I’ll leave that as an exercise for you to try out if you feel so inclined 😉

Oh and if you’re curious, here’s some meaty research that came up with the ReAct prompt from 2022.

And yes, there have been improvements — stay tuned for that in another issue!

The other parts of the prompt

This stuff is way more arbitrary and you can just let the prompts wash over you like a warm relaxing shower 🚿, with your eyes closed even.

ROLE_AND_TASK

This really sets the solution space: This is the exact prompt:

You are an expert tech writer that helps teams understand codebases with accurate and concise supporting analysis and documentation.
Your task is to analyse the local filesystem to understand the structure and functionality of a codebase.

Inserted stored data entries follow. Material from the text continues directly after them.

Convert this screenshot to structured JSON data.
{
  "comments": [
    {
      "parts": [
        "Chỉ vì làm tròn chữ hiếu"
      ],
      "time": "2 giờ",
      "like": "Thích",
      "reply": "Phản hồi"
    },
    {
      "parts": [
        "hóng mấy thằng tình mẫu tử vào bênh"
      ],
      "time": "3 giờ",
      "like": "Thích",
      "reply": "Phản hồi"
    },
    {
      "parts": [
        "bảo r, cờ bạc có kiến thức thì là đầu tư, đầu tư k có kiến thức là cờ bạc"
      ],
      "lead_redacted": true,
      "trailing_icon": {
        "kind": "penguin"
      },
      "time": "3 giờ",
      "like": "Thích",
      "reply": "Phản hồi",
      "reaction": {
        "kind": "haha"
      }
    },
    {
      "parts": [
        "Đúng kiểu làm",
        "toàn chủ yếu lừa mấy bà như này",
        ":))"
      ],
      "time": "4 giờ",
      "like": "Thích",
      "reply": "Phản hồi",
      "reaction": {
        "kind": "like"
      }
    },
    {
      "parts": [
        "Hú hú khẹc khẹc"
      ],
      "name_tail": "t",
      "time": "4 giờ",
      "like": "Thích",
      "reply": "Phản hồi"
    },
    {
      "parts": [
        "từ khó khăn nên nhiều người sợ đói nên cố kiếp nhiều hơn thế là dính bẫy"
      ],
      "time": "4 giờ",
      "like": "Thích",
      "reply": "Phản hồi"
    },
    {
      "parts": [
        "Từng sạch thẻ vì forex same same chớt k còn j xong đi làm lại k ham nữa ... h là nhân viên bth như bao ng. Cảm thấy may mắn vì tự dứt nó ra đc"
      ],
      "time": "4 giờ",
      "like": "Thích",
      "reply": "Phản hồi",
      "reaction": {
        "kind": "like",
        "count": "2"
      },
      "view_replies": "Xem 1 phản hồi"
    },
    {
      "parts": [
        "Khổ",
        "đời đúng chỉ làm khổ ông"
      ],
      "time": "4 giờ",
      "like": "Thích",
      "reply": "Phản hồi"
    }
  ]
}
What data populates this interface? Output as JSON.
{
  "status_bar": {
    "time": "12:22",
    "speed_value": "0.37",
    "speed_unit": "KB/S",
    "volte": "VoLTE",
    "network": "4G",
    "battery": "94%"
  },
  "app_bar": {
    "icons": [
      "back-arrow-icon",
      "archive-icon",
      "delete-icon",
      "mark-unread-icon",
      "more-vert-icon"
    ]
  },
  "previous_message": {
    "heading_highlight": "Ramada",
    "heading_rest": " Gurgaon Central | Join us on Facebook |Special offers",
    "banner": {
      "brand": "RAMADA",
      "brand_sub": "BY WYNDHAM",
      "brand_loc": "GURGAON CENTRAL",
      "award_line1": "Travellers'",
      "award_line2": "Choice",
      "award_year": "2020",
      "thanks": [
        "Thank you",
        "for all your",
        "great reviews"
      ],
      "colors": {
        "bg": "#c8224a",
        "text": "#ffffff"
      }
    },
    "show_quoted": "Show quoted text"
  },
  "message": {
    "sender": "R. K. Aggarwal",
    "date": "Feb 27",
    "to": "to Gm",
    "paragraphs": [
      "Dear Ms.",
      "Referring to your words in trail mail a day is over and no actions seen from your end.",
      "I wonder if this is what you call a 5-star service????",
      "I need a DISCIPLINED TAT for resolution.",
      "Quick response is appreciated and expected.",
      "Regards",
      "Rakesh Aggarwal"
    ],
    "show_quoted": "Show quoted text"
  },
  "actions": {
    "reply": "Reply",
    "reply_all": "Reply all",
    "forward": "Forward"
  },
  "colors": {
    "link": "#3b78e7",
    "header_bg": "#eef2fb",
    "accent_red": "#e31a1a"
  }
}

GENERAL_ANALYSIS_GUIDELINES

Follow these guidelines:

Use the available tools to explore the filesystem, read files, and gather information.
Make no assumptions about file types or formats - analyse each file based on its content and extension.
Focus on providing a comprehensive, accurate, and well-structured analysis.
Include code snippets and examples where relevant.
Organize your response with clear headings and sections.
Cite specific files and line numbers to support your observations.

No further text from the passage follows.